Notó a Haziel como lo que era: una más, sobresaliente. Los observó escucharla, atenderla, obedecerla y la observó frente a frente. Haziel ladeó la cabeza mostrando una sonrisa perniciosa a la que Jean respondió con un suave apretón. Isabel suspiró bajando la mirada.
—Jean...
Él asintió. La mujer se retiró del lugar dejando atrás la casa; el preciado tiempo consumándose con impaciencia.
—¿Ellos estarán bien?
Jean se sentó en el mueble extrañado de su pregunta. No tan curiosa, más bien preocupada.
—Lo estarán —respondió—. Tu igual.
—¿Y él? —indagó. El hombre hizo una mueca.
—Él igual. Se trata de él. Es un hombre de palabras y acciones; lo he visto en tantas facetas que jamás verás.
—¿Eres realmente necesario? —enmudeció al tiempo en que preguntaba.
—Lo soy. Para ti, lo soy, pero preferiría estar con ellos. Preferiría mil veces morir en este instante que seguir esta vida. Ya estoy muy viejo para seguir los pasos de una manada, mucho más para caminar —esbozó cansado. Atado al asiento con la voz tan quebrada como sus ojos muertos.
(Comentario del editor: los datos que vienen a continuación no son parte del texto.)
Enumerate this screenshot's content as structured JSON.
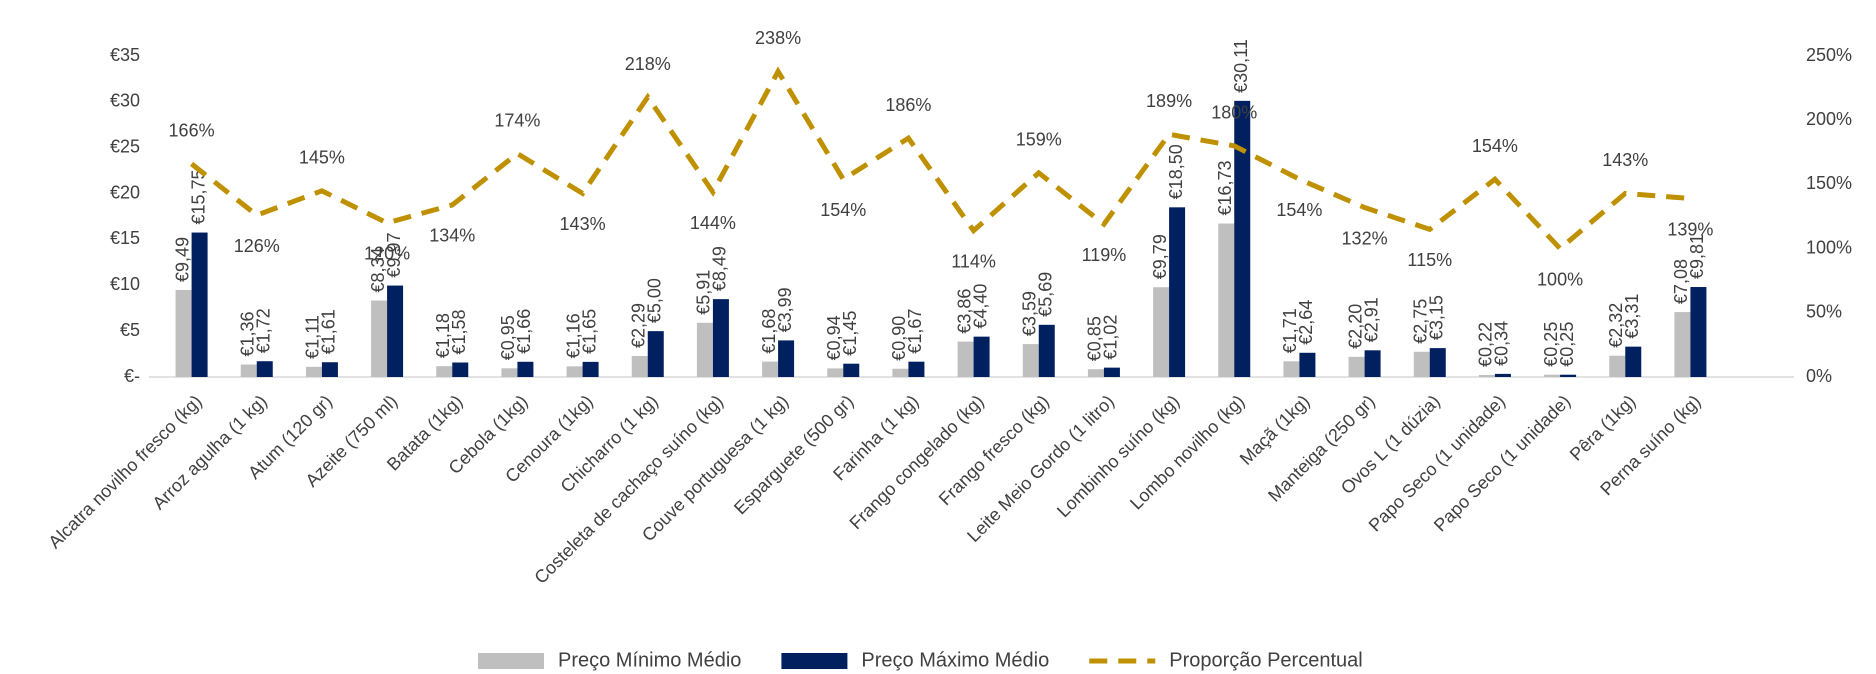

Había un aroma tan sublime que hacía temblar a Elio, era el mismo aroma de hacía tanto tiempo atrás. Uno lleno de odio, de venganza, de tonalidades rojizas; un aroma lleno de seguridad e incertidumbre. Frente a él las cuentas del reloj se detenían a merced de lo que, en su deseo, se avecinaba. A su lado, fiel y expectante, Alan mostraba más que su apetito, sus aspiraciones.
A puertas del Infierno los presentes estaban vestidos para la ocasión, listos. Si o no. No o sí. El día se había premeditado en caer y mostrar su singular color nocturno. Y, debajo de él, las luces ocultas bajo su cobijo emprendían una nueva ola de ira iniciada por los clanes.